それに雨宮と大橋の記憶を当てはめれば、銃撃の閃光爆音で不明瞭だった当時の状況が緻密に再現できたであろう。
「やられたわね」
「あぁ、捜査関係の才覚尖ったエキスパートが集まっている特時だが、落ちている銃弾どころか壁のどの部分を修復したかまでわからなくするほどの技術を持ち出されるとは……。銃痕が残ってそうな屋敷内の壁は、全部火事に巻き込まれているらしい」
さて、打開点はないだろうか。
このことを笠持に報告した長岡も特時のエリートである。
間抜けな見落としはないだろうし、今笠持たちが病室で思いつく程度のことは、もう調べ済みだろう。
悩む笠持に雨宮は呟いた。
「やっぱり……今度は矢島を追いかけて見ないといけないかもしれないわね」
必然的にそうなるだろう。
笠持は賛同の意で頷いた。
矢島はこの事件について、笠持や雨宮と会う前から知っていて、それを追っているような素振りだった。

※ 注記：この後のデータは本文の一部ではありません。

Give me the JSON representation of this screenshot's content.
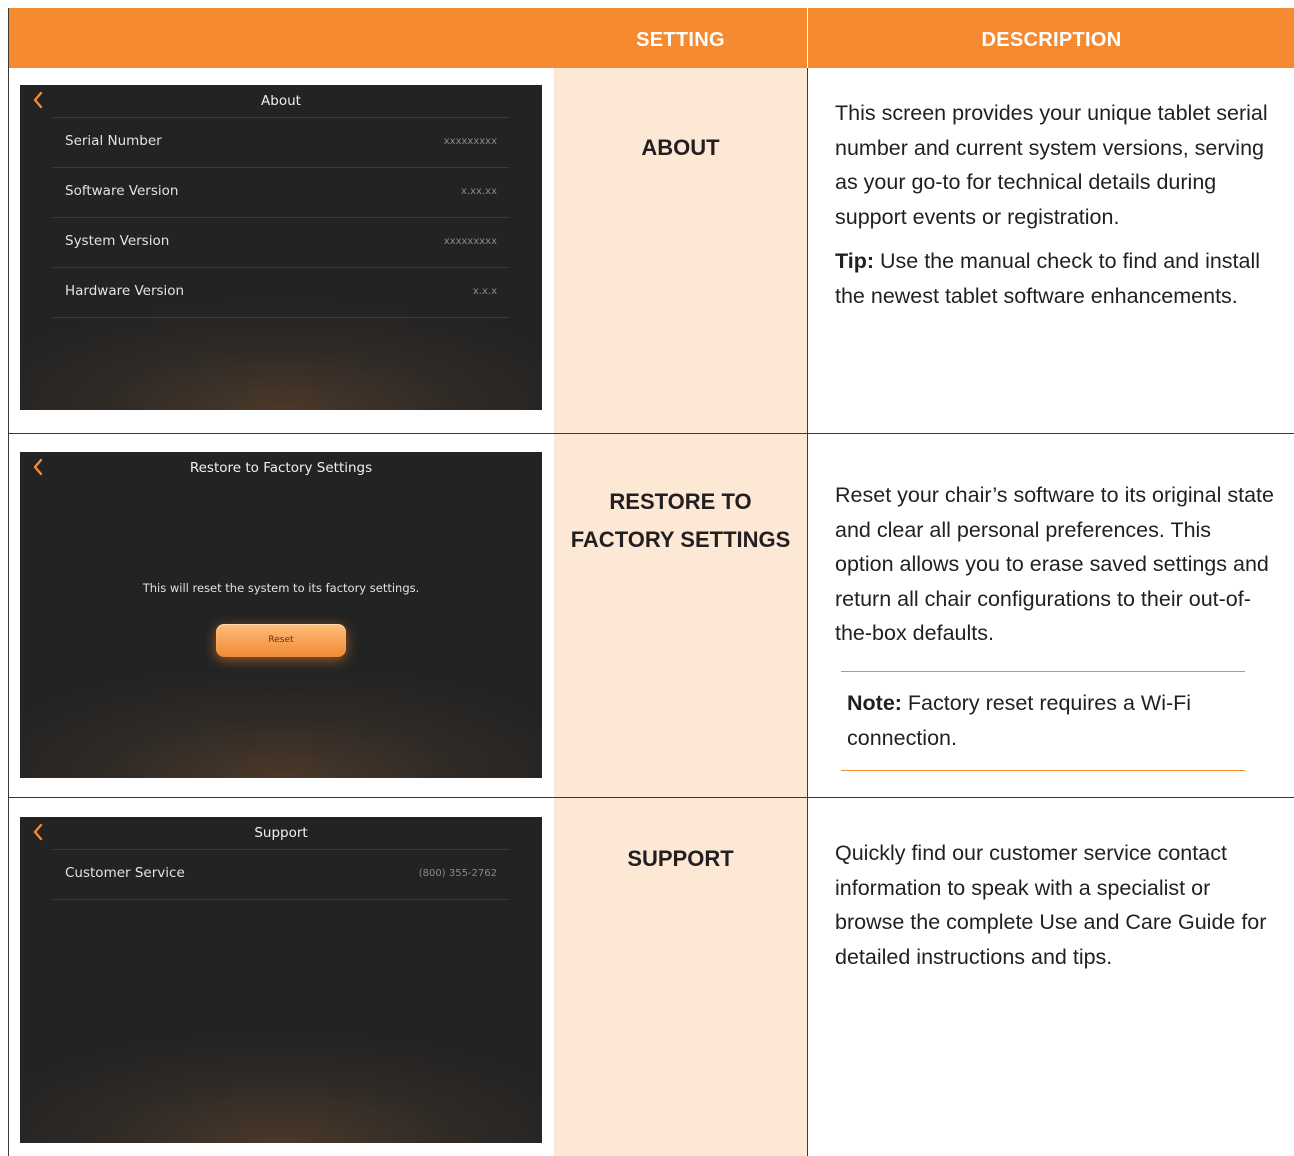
{
  "header": {
    "setting_label": "SETTING",
    "description_label": "DESCRIPTION"
  },
  "rows": [
    {
      "setting_name": "ABOUT",
      "description": "This screen provides your unique tablet serial number and current system versions, serving as your go-to for technical details during support events or registration.",
      "tip_label": "Tip:",
      "tip_text": " Use the manual check to find and install the newest tablet software enhancements.",
      "screen": {
        "title": "About",
        "items": [
          {
            "label": "Serial Number",
            "value": "xxxxxxxxx"
          },
          {
            "label": "Software Version",
            "value": "x.xx.xx"
          },
          {
            "label": "System Version",
            "value": "xxxxxxxxx"
          },
          {
            "label": "Hardware Version",
            "value": "x.x.x"
          }
        ]
      }
    },
    {
      "setting_name_line1": "RESTORE TO",
      "setting_name_line2": "FACTORY SETTINGS",
      "description": "Reset your chair’s software to its original state and clear all personal preferences. This option allows you to erase saved settings and return all chair configurations to their out-of-the-box defaults.",
      "note_label": "Note:",
      "note_text": " Factory reset requires a Wi-Fi connection.",
      "screen": {
        "title": "Restore to Factory Settings",
        "message": "This will reset the system to its factory settings.",
        "button_label": "Reset"
      }
    },
    {
      "setting_name": "SUPPORT",
      "description": "Quickly find our customer service contact information to speak with a specialist or browse the complete Use and Care Guide for detailed instructions and tips.",
      "screen": {
        "title": "Support",
        "items": [
          {
            "label": "Customer Service",
            "value": "(800) 355-2762"
          }
        ]
      }
    }
  ],
  "icons": {
    "back": "chevron-left-icon"
  },
  "colors": {
    "accent": "#f58a30",
    "setting_column_bg": "#fde8d6",
    "screen_bg": "#232323"
  }
}
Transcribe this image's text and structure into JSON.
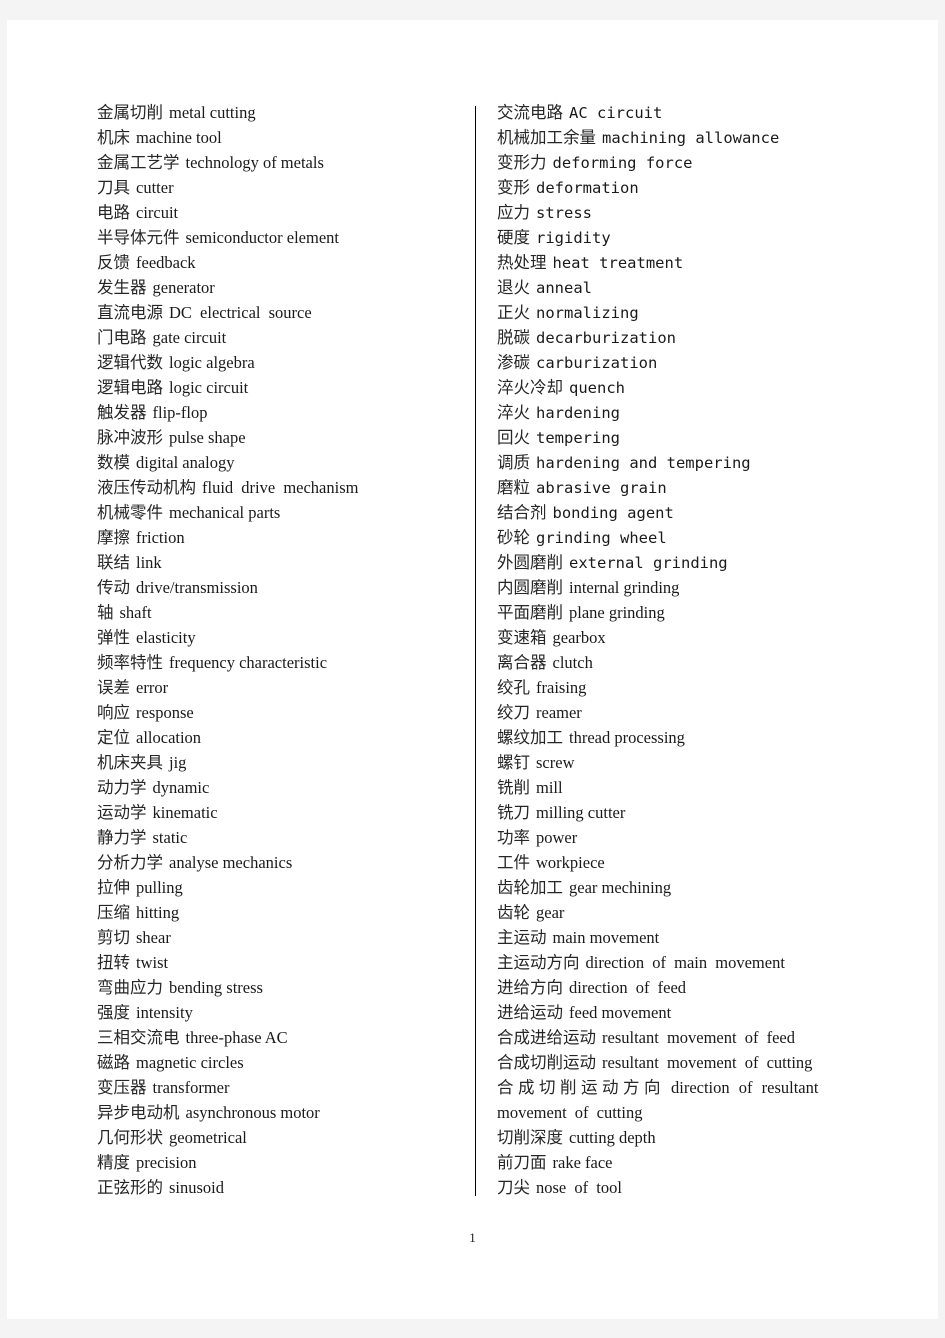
{
  "page": {
    "number": "1",
    "background_color": "#f4f4f4",
    "paper_color": "#ffffff",
    "text_color": "#1a1a1a"
  },
  "divider": {
    "color": "#000000"
  },
  "glossary": {
    "left_column": [
      {
        "zh": "金属切削",
        "en": "metal cutting",
        "style": "serif"
      },
      {
        "zh": "机床",
        "en": "machine tool",
        "style": "serif"
      },
      {
        "zh": "金属工艺学",
        "en": "technology of metals",
        "style": "serif"
      },
      {
        "zh": "刀具",
        "en": "cutter",
        "style": "serif"
      },
      {
        "zh": "电路",
        "en": "circuit",
        "style": "serif"
      },
      {
        "zh": "半导体元件",
        "en": "semiconductor element",
        "style": "serif"
      },
      {
        "zh": "反馈",
        "en": "feedback",
        "style": "serif"
      },
      {
        "zh": "发生器",
        "en": "generator",
        "style": "serif"
      },
      {
        "zh": "直流电源",
        "en": "DC electrical source",
        "style": "serif",
        "spaced": true
      },
      {
        "zh": "门电路",
        "en": "gate circuit",
        "style": "serif"
      },
      {
        "zh": "逻辑代数",
        "en": "logic algebra",
        "style": "serif"
      },
      {
        "zh": "逻辑电路",
        "en": "logic circuit",
        "style": "serif"
      },
      {
        "zh": "触发器",
        "en": "flip-flop",
        "style": "serif"
      },
      {
        "zh": "脉冲波形",
        "en": "pulse shape",
        "style": "serif"
      },
      {
        "zh": "数模",
        "en": "digital analogy",
        "style": "serif"
      },
      {
        "zh": "液压传动机构",
        "en": "fluid drive mechanism",
        "style": "serif",
        "spaced": true
      },
      {
        "zh": "机械零件",
        "en": "mechanical parts",
        "style": "serif"
      },
      {
        "zh": "摩擦",
        "en": "friction",
        "style": "serif"
      },
      {
        "zh": "联结",
        "en": "link",
        "style": "serif"
      },
      {
        "zh": "传动",
        "en": "drive/transmission",
        "style": "serif"
      },
      {
        "zh": "轴",
        "en": "shaft",
        "style": "serif"
      },
      {
        "zh": "弹性",
        "en": "elasticity",
        "style": "serif"
      },
      {
        "zh": "频率特性",
        "en": "frequency characteristic",
        "style": "serif"
      },
      {
        "zh": "误差",
        "en": "error",
        "style": "serif"
      },
      {
        "zh": "响应",
        "en": "response",
        "style": "serif"
      },
      {
        "zh": "定位",
        "en": "allocation",
        "style": "serif"
      },
      {
        "zh": "机床夹具",
        "en": "jig",
        "style": "serif"
      },
      {
        "zh": "动力学",
        "en": "dynamic",
        "style": "serif"
      },
      {
        "zh": "运动学",
        "en": "kinematic",
        "style": "serif"
      },
      {
        "zh": "静力学",
        "en": "static",
        "style": "serif"
      },
      {
        "zh": "分析力学",
        "en": "analyse mechanics",
        "style": "serif"
      },
      {
        "zh": "拉伸",
        "en": "pulling",
        "style": "serif"
      },
      {
        "zh": "压缩",
        "en": "hitting",
        "style": "serif"
      },
      {
        "zh": "剪切",
        "en": "shear",
        "style": "serif"
      },
      {
        "zh": "扭转",
        "en": "twist",
        "style": "serif"
      },
      {
        "zh": "弯曲应力",
        "en": "bending stress",
        "style": "serif"
      },
      {
        "zh": "强度",
        "en": "intensity",
        "style": "serif"
      },
      {
        "zh": "三相交流电",
        "en": "three-phase AC",
        "style": "serif"
      },
      {
        "zh": "磁路",
        "en": "magnetic circles",
        "style": "serif"
      },
      {
        "zh": "变压器",
        "en": "transformer",
        "style": "serif"
      },
      {
        "zh": "异步电动机",
        "en": "asynchronous motor",
        "style": "serif"
      },
      {
        "zh": "几何形状",
        "en": "geometrical",
        "style": "serif"
      },
      {
        "zh": "精度",
        "en": "precision",
        "style": "serif"
      },
      {
        "zh": "正弦形的",
        "en": "sinusoid",
        "style": "serif"
      }
    ],
    "right_column": [
      {
        "zh": "交流电路",
        "en": "AC circuit",
        "style": "mono"
      },
      {
        "zh": "机械加工余量",
        "en": "machining allowance",
        "style": "mono"
      },
      {
        "zh": "变形力",
        "en": "deforming force",
        "style": "mono"
      },
      {
        "zh": "变形",
        "en": "deformation",
        "style": "mono"
      },
      {
        "zh": "应力",
        "en": "stress",
        "style": "mono"
      },
      {
        "zh": "硬度",
        "en": "rigidity",
        "style": "mono"
      },
      {
        "zh": "热处理",
        "en": "heat treatment",
        "style": "mono"
      },
      {
        "zh": "退火",
        "en": "anneal",
        "style": "mono"
      },
      {
        "zh": "正火",
        "en": "normalizing",
        "style": "mono"
      },
      {
        "zh": "脱碳",
        "en": "decarburization",
        "style": "mono"
      },
      {
        "zh": "渗碳",
        "en": "carburization",
        "style": "mono"
      },
      {
        "zh": "淬火冷却",
        "en": "quench",
        "style": "mono"
      },
      {
        "zh": "淬火",
        "en": "hardening",
        "style": "mono"
      },
      {
        "zh": "回火",
        "en": "tempering",
        "style": "mono"
      },
      {
        "zh": "调质",
        "en": "hardening and tempering",
        "style": "mono"
      },
      {
        "zh": "磨粒",
        "en": "abrasive grain",
        "style": "mono"
      },
      {
        "zh": "结合剂",
        "en": "bonding agent",
        "style": "mono"
      },
      {
        "zh": "砂轮",
        "en": "grinding wheel",
        "style": "mono"
      },
      {
        "zh": "外圆磨削",
        "en": "external grinding",
        "style": "mono"
      },
      {
        "zh": "内圆磨削",
        "en": "internal grinding",
        "style": "serif"
      },
      {
        "zh": "平面磨削",
        "en": "plane grinding",
        "style": "serif"
      },
      {
        "zh": "变速箱",
        "en": "gearbox",
        "style": "serif"
      },
      {
        "zh": "离合器",
        "en": "clutch",
        "style": "serif"
      },
      {
        "zh": "绞孔",
        "en": "fraising",
        "style": "serif"
      },
      {
        "zh": "绞刀",
        "en": "reamer",
        "style": "serif"
      },
      {
        "zh": "螺纹加工",
        "en": "thread processing",
        "style": "serif"
      },
      {
        "zh": "螺钉",
        "en": "screw",
        "style": "serif"
      },
      {
        "zh": "铣削",
        "en": "mill",
        "style": "serif"
      },
      {
        "zh": "铣刀",
        "en": "milling cutter",
        "style": "serif"
      },
      {
        "zh": "功率",
        "en": "power",
        "style": "serif"
      },
      {
        "zh": "工件",
        "en": "workpiece",
        "style": "serif"
      },
      {
        "zh": "齿轮加工",
        "en": "gear mechining",
        "style": "serif"
      },
      {
        "zh": "齿轮",
        "en": "gear",
        "style": "serif"
      },
      {
        "zh": "主运动",
        "en": "main movement",
        "style": "serif"
      },
      {
        "zh": "主运动方向",
        "en": "direction of main movement",
        "style": "serif",
        "spaced": true
      },
      {
        "zh": "进给方向",
        "en": "direction of feed",
        "style": "serif",
        "spaced": true
      },
      {
        "zh": "进给运动",
        "en": "feed movement",
        "style": "serif"
      },
      {
        "zh": "合成进给运动",
        "en": "resultant movement of feed",
        "style": "serif",
        "spaced": true
      },
      {
        "zh": "合成切削运动",
        "en": "resultant movement of cutting",
        "style": "serif",
        "spaced": true
      },
      {
        "zh": "合成切削运动方向",
        "en": "direction of resultant",
        "en_line2": "movement of cutting",
        "style": "serif",
        "wrap": true
      },
      {
        "zh": "切削深度",
        "en": "cutting depth",
        "style": "serif"
      },
      {
        "zh": "前刀面",
        "en": "rake face",
        "style": "serif"
      },
      {
        "zh": "刀尖",
        "en": "nose of tool",
        "style": "serif",
        "spaced": true
      }
    ]
  }
}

「あの矢島は、私たちの知らない何かを知っている……」
確信めいた予感を呟く雨宮。
矢島の行動を思い出せれば、何か手がかりがあるかもしれない。
だが笠持が彼と交わした言葉は少ない。
雨宮は比較的矢島と会話を重ねて、情報を持っていないかと勘ぐったが、不可解な点が多すぎて思考がまとまらない。
そして悩む雨宮を察してか、もしくは沈黙に耐えられなかったか。
一旦泥沼の思考を断ち切り、整理しようと言葉を出した。
「矢島の件は、一から順に追っていかないといけないようだね」
それを聞いて、雨宮も顔を上げる。
「そうね……。じゃあはじめは……」
「いや、ちょっと待ってくれ」
話そうとした彼女の言葉を割り込んで止める笠持は、続けて提案する。